Although I've lived in Binghamton for more than half of my life, I still consider Cuba my home. But should I? The home I think of when I think of home really only exists as the memories of a six-year-old. Life as I remember it does not exist. I am no longer a little girl and my family no longer lives together in the house I remember. In fact, it no longer is the house I remember. After we left, my uncle and his wife moved into the upstairs where I used to live and made it their own, and now that they have emigrated, too, I do not know what it looks like. I have not been back in five years. And every time I return, it seems that the memory of my time there, like the walls of the house, gets more cracked and faded. Every time I go back I see more and more misery. It is hard to tell whether it is because of the veil of innocence being drawn away from my eyes or because life is getting worse there. It is probably a combination of both. Either way, it is not the home of my childhood. And yet, I still find myself drawn to it. Maybe the saying is true and it is because much of my family is still stuck there. Maybe it is because my first and happiest memories reside there. Maybe it is the ever-shining sun and the verdant nature, the wistful sea.

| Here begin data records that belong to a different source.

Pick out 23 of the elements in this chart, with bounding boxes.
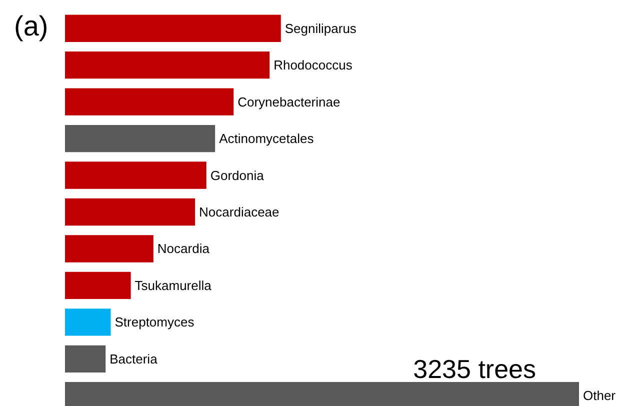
bar: [65, 88, 234, 116]
bar: [65, 198, 196, 226]
y-tick-label: Corynebacterinae: [238, 94, 340, 110]
y-tick-label: Rhodococcus: [274, 58, 353, 73]
chart-title: (a): [14, 10, 48, 42]
bar: [65, 52, 270, 79]
y-tick-label: Segniliparus: [284, 20, 357, 36]
y-tick-label: Bacteria: [110, 351, 158, 366]
bar: [65, 124, 216, 152]
bar: [65, 162, 206, 189]
annotation: 3235 trees: [413, 354, 536, 384]
y-tick-label: Nocardia: [157, 241, 210, 256]
y-tick-label: Other: [583, 388, 616, 404]
bar: [65, 235, 154, 262]
y-tick-label: Tsukamurella: [134, 278, 212, 293]
y-tick-label: Nocardiaceae: [199, 204, 280, 220]
bar: [65, 14, 281, 42]
bar: [65, 272, 131, 300]
y-tick-label: Gordonia: [210, 168, 265, 183]
bar: [65, 345, 106, 372]
y-tick-label: Actinomycetales: [219, 131, 314, 146]
y-tick-label: Streptomyces: [114, 314, 195, 330]
bar: [65, 308, 111, 336]
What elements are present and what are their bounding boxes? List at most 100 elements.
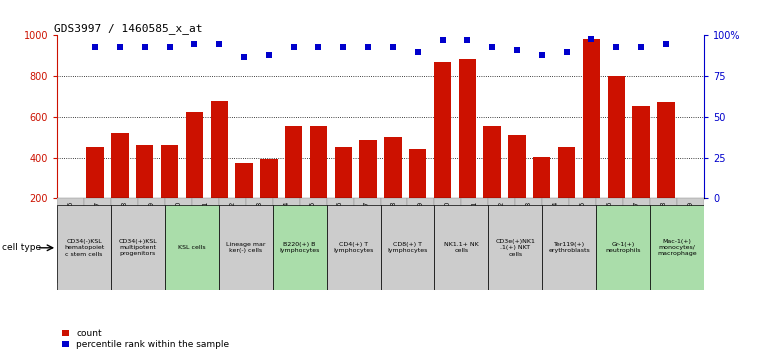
Point bbox=[486, 44, 498, 50]
Point bbox=[263, 52, 275, 58]
Text: Ter119(+)
erythroblasts: Ter119(+) erythroblasts bbox=[548, 242, 590, 253]
Bar bbox=[326, 198, 354, 283]
Bar bbox=[136, 145, 154, 239]
Bar bbox=[57, 205, 111, 290]
Bar bbox=[384, 137, 402, 239]
Bar bbox=[246, 198, 272, 283]
Bar bbox=[138, 198, 165, 283]
Bar bbox=[219, 205, 272, 290]
Legend: count, percentile rank within the sample: count, percentile rank within the sample bbox=[62, 329, 229, 349]
Bar bbox=[310, 126, 327, 239]
Bar bbox=[111, 133, 129, 239]
Bar bbox=[300, 198, 326, 283]
Text: GSM686639: GSM686639 bbox=[148, 201, 154, 241]
Text: GSM686648: GSM686648 bbox=[391, 201, 397, 241]
Bar bbox=[407, 198, 435, 283]
Bar bbox=[111, 205, 165, 290]
Point bbox=[164, 44, 176, 50]
Bar bbox=[111, 198, 138, 283]
Bar bbox=[335, 147, 352, 239]
Point bbox=[188, 41, 200, 46]
Point bbox=[89, 44, 101, 50]
Text: GSM686642: GSM686642 bbox=[229, 201, 235, 241]
Point bbox=[114, 44, 126, 50]
Bar bbox=[272, 198, 300, 283]
Text: GSM686655: GSM686655 bbox=[580, 201, 586, 241]
Bar bbox=[409, 149, 426, 239]
Bar bbox=[87, 147, 103, 239]
Point bbox=[585, 36, 597, 41]
Text: B220(+) B
lymphocytes: B220(+) B lymphocytes bbox=[279, 242, 320, 253]
Text: GSM686644: GSM686644 bbox=[283, 201, 289, 241]
Bar bbox=[558, 147, 575, 239]
Bar bbox=[272, 205, 326, 290]
Point bbox=[213, 41, 225, 46]
Text: GSM686654: GSM686654 bbox=[552, 201, 559, 241]
Bar bbox=[461, 198, 489, 283]
Point bbox=[461, 38, 473, 43]
Text: GSM686645: GSM686645 bbox=[310, 201, 316, 241]
Bar bbox=[161, 145, 178, 239]
Bar bbox=[219, 198, 246, 283]
Text: GSM686640: GSM686640 bbox=[175, 201, 181, 241]
Point bbox=[536, 52, 548, 58]
Text: GSM686641: GSM686641 bbox=[202, 201, 209, 241]
Text: cell type: cell type bbox=[2, 243, 40, 252]
Point bbox=[610, 44, 622, 50]
Text: GSM686650: GSM686650 bbox=[445, 201, 451, 241]
Bar bbox=[186, 112, 203, 239]
Text: GSM686643: GSM686643 bbox=[256, 201, 263, 241]
Text: GSM686636: GSM686636 bbox=[68, 201, 74, 241]
Bar bbox=[596, 198, 623, 283]
Bar bbox=[596, 205, 650, 290]
Bar bbox=[435, 198, 461, 283]
Text: Lineage mar
ker(-) cells: Lineage mar ker(-) cells bbox=[226, 242, 266, 253]
Bar bbox=[380, 205, 435, 290]
Text: GSM686651: GSM686651 bbox=[472, 201, 478, 241]
Bar bbox=[57, 198, 84, 283]
Bar bbox=[435, 205, 489, 290]
Text: CD3e(+)NK1
.1(+) NKT
cells: CD3e(+)NK1 .1(+) NKT cells bbox=[495, 239, 535, 257]
Bar bbox=[489, 205, 542, 290]
Bar bbox=[569, 198, 596, 283]
Point bbox=[139, 44, 151, 50]
Text: CD34(+)KSL
multipotent
progenitors: CD34(+)KSL multipotent progenitors bbox=[119, 239, 158, 257]
Bar bbox=[211, 101, 228, 239]
Text: CD34(-)KSL
hematopoiet
c stem cells: CD34(-)KSL hematopoiet c stem cells bbox=[64, 239, 104, 257]
Bar bbox=[285, 126, 302, 239]
Bar bbox=[650, 198, 677, 283]
Bar bbox=[192, 198, 219, 283]
Bar bbox=[650, 205, 704, 290]
Text: GSM686647: GSM686647 bbox=[364, 201, 370, 241]
Bar bbox=[359, 140, 377, 239]
Point bbox=[362, 44, 374, 50]
Text: GSM686652: GSM686652 bbox=[498, 201, 505, 241]
Bar bbox=[165, 205, 219, 290]
Text: GSM686637: GSM686637 bbox=[94, 201, 100, 241]
Text: GSM686653: GSM686653 bbox=[526, 201, 532, 241]
Bar bbox=[354, 198, 380, 283]
Bar bbox=[235, 162, 253, 239]
Bar bbox=[489, 198, 515, 283]
Text: GSM686638: GSM686638 bbox=[122, 201, 127, 241]
Bar bbox=[434, 62, 451, 239]
Bar bbox=[677, 198, 704, 283]
Bar bbox=[632, 105, 650, 239]
Bar bbox=[508, 135, 526, 239]
Bar bbox=[326, 205, 380, 290]
Text: KSL cells: KSL cells bbox=[178, 245, 205, 250]
Bar bbox=[658, 102, 674, 239]
Text: GSM686649: GSM686649 bbox=[418, 201, 424, 241]
Bar bbox=[515, 198, 543, 283]
Text: GSM686656: GSM686656 bbox=[607, 201, 613, 241]
Point bbox=[511, 47, 523, 53]
Bar bbox=[533, 156, 550, 239]
Text: CD8(+) T
lymphocytes: CD8(+) T lymphocytes bbox=[387, 242, 428, 253]
Point bbox=[437, 38, 449, 43]
Point bbox=[238, 54, 250, 59]
Text: GDS3997 / 1460585_x_at: GDS3997 / 1460585_x_at bbox=[54, 23, 202, 34]
Bar bbox=[543, 198, 569, 283]
Bar bbox=[607, 76, 625, 239]
Point bbox=[412, 49, 424, 55]
Bar bbox=[483, 126, 501, 239]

And yet, although it is a city that has never been my home, I have also been inexplicably drawn to Boston since I first visited it in seventh grade. After that visit, my twelve-year-old self decided I was going to make a life there. I do not know what caused the magical spell that the city cast over me. I only remember that it was raining and that I dropped my camera on the cobblestones after coming out of a year-long Christmas store hurrying to meet my group to go to the aquarium. I did not go back for years, but I frequently thought of that historical city, and when my girlfriend went to college there, I had the perfect excuse to be reunited with it. Going back felt like home and I loved every new part of the city that I saw. The Italian district, the farmer's market, Harvard Square, the port. Again I ended at the sea. Maybe that is what is what draws me to Boston. The sea that calls me and reminds me of home — the home where I grew up with my entire family, the home I wish still existed. Home is where the heart is. Although the image in my mind does not exist, the "home" of a loving family will always be real.